Storage Monitor: How much did storage rates fall in 2023?
Storage Monitor: How much did storage rates fall in 2023?
Self-storage rates tumbled in 2023, experiencing their biggest year-to-year decline in over a decade.
The average price to rent a self-storage unit was $96.16 per month in 2023. That marks a 12.59% decrease from the $110.01 per month average recorded in 2022, a year in which post-pandemic prices surged amid climbing occupancy rates and overall inflation.
Storage rates declined in 2023
In 2023, storage demand suffered from a freeze in the U.S. housing market as the Federal Reserve increased interest rates, increasing the cost of home ownership and disincentivizing current homeowners from selling. This trend has contributed to making 2023 the slowest year on record for relocations, with just 7.8% of the U.S. population making a move last year.
Another factor affecting rates was the rise in move outs as the remaining disruption from the COVID crisis came to a close, contributing to a 4.5% slide in average annual occupancy from 2022 to 2023. While last year saw the return of seasonality, the lift in prices during the busy moving season was slight compared to historical trends.
During the second half of 2023 rates declined back towards lockdown-era pricing levels.
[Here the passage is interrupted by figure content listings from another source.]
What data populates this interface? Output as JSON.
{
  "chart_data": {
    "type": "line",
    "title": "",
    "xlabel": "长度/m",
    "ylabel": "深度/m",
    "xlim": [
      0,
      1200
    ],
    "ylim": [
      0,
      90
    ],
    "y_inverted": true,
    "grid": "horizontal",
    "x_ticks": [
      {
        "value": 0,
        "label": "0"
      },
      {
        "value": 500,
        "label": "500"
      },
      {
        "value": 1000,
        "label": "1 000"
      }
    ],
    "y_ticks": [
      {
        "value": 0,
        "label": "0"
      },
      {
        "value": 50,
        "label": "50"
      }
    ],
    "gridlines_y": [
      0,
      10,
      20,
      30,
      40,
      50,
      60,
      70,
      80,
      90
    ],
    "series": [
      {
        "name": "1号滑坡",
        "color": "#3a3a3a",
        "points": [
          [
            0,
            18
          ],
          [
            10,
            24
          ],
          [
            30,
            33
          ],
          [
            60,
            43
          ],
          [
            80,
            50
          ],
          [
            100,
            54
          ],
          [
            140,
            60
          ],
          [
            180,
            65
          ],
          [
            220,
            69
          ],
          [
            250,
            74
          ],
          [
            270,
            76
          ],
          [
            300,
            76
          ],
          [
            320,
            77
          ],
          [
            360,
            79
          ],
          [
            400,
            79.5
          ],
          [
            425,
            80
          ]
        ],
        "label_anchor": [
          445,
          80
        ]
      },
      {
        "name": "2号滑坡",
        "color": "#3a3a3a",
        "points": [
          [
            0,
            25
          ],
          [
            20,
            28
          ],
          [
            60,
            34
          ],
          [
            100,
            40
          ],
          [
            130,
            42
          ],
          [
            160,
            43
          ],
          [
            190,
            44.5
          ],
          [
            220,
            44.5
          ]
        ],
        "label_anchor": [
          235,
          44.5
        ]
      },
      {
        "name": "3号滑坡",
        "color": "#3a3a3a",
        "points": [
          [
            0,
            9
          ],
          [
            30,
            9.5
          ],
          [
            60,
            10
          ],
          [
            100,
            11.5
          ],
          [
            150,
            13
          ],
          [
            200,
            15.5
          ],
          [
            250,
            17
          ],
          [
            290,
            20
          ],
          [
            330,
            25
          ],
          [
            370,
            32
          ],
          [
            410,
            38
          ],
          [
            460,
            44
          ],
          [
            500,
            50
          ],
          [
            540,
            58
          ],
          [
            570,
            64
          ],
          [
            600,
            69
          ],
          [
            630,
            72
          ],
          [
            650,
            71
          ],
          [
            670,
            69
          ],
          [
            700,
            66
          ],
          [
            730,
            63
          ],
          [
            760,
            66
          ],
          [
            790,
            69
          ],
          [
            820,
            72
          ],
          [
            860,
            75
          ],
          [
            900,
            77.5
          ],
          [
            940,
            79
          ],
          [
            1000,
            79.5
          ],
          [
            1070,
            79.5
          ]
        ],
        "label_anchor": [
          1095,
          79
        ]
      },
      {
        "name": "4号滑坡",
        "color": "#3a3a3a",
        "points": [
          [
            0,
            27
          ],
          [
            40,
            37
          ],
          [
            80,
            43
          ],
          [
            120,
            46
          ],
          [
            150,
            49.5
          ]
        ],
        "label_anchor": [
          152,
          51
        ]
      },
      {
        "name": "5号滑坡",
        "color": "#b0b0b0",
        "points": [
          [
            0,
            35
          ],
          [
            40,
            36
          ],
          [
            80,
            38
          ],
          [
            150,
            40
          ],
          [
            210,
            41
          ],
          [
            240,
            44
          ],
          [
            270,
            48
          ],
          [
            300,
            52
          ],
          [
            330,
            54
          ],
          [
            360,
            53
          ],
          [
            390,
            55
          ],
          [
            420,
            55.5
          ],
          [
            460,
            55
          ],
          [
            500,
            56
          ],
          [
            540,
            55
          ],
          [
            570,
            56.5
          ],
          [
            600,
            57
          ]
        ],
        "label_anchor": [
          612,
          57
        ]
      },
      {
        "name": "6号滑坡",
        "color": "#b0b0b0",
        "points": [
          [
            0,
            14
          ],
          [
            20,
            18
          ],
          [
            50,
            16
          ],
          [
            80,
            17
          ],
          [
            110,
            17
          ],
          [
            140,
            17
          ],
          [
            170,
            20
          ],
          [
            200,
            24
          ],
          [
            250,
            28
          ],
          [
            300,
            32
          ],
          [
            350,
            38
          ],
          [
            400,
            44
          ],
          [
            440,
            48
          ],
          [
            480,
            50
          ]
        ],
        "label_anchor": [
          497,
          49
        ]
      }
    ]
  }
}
The average rate in December 2023 was $84.30 a month—marking the lowest monthly average price since May of 2020. While receding from the highwater mark of 2022, average rental rates last year are still 9.13% higher than in 2020 when the pandemic began.
A 10-year trend of storage rate growth
Taking a more long-term view, self-storage rates have risen 20.55% since 2013, an average annual rate of 1.89%. As you can see in the chart below, the pandemic surge in pricing lifted the storage industry out of a declining rate environment that took hold starting in 2017. In 2023, prices reverted back below the 10-year trend line.
Going forward, economic conditions in 2024 could support a reversion closer to the historical mean as the housing market slowly warms up and more demand for storage is stimulated. Hopefully, demand will increase as the Federal Reserve lowers interest rates and mortgage premiums continue to moderate. At some point, the demand being pent up in the housing market will be released, giving the storage industry a shot in the arm.
The other scenario operators are hoping to avoid is a return of the downward trajectory that prices were on prior to the pandemic. However, this scenario seems less likely given the industry’s increased sophistication when it comes to dynamic pricing and digital engagement, as well as the degree of consolidation and institutionalization that has taken place over the last few years.
2023 in review
The self-storage industry witnessed a significant decline in rental rates in 2023, influenced by factors like the icy U.S. housing market and the end of pandemic-related disruptions. Although rates dipped below the 10-year trend line, the industry’s long-term growth remains evident, with rates still higher than pre-pandemic levels. Looking ahead, the industry faces uncertainties but remains hopeful. Empowered by advanced pricing strategies and digital marketing tools, storage operators are more prepared than ever to navigate potential challenges and capitalize on the next upswing in demand.